Hoeryŏng Ch'ŏngnyŏn station is a railway station in Hoeryŏng-si, North Hamgyŏng, North Korea, on the Hambuk Line of the Korean State Railway. It is also the starting point of the 10.6-km-long freight-only Hoeryŏng Colliery Line to Yusŏn-dong, Hoeryŏng-si.
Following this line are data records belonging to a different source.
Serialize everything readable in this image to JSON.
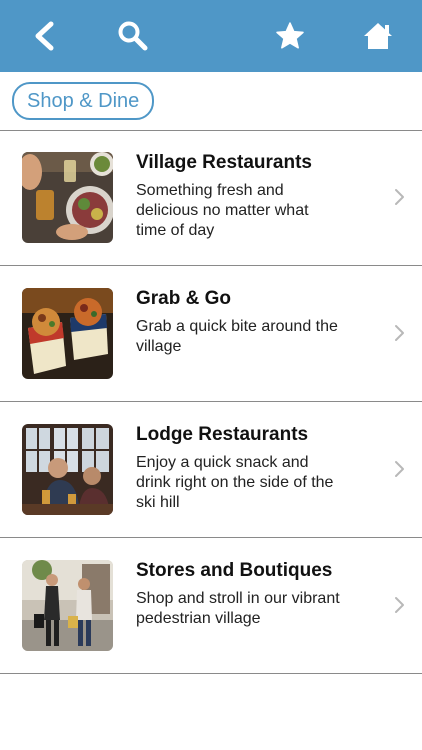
{
  "header": {
    "icons": [
      "back-icon",
      "search-icon",
      "star-icon",
      "home-icon"
    ],
    "background_color": "#4f97c7"
  },
  "filter": {
    "chip_label": "Shop & Dine"
  },
  "list": {
    "items": [
      {
        "title": "Village Restaurants",
        "description": "Something fresh and delicious no matter what time of day",
        "image": "restaurant-food-photo"
      },
      {
        "title": "Grab & Go",
        "description": "Grab a quick bite around the village",
        "image": "takeout-food-photo"
      },
      {
        "title": "Lodge Restaurants",
        "description": "Enjoy a quick snack and drink right on the side of the ski hill",
        "image": "lodge-diners-photo"
      },
      {
        "title": "Stores and Boutiques",
        "description": "Shop and stroll in our vibrant pedestrian village",
        "image": "shoppers-photo"
      }
    ]
  }
}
There are locomotive servicing facilities at this station.

History
Originally called Hoeryŏng station, it was opened on 25 November 1917 together with the rest of the P'ungsan-Hoeryŏng section of the former Hamgyŏng Line. It received its current name after the establishment of the DPRK.

Services

Freight
Trains carrying coal from mines on the Hoeryŏng Colliery Line to the Kim Chaek Iron & Steel Complex at Kimchaek and the Ch'ŏngjin Steel Works in Ch'ŏngjin run regularly through this station.

Passenger
A number of passenger trains serve Hoeryŏng Ch'ŏngnyŏn station, including the semi-express trains 113/114, operating between West P'yŏngyang and Unsŏng via Ch'ŏngjin and Hoeryŏng. There are also long-distance trains Kalma-Ch'ŏngjin-Hoeryŏng-Rajin; Ch'ŏngjin-Hoeryŏng-Rajin; Haeju-Ch'ŏngjin-Hoeryŏng-Unsŏng; and Tanch'ŏnCh'ŏngjin-Hoeryŏng-Tumangang. There is also a commuter service operated between Hoeryŏng and Sech'ŏn via Sinhakp'o.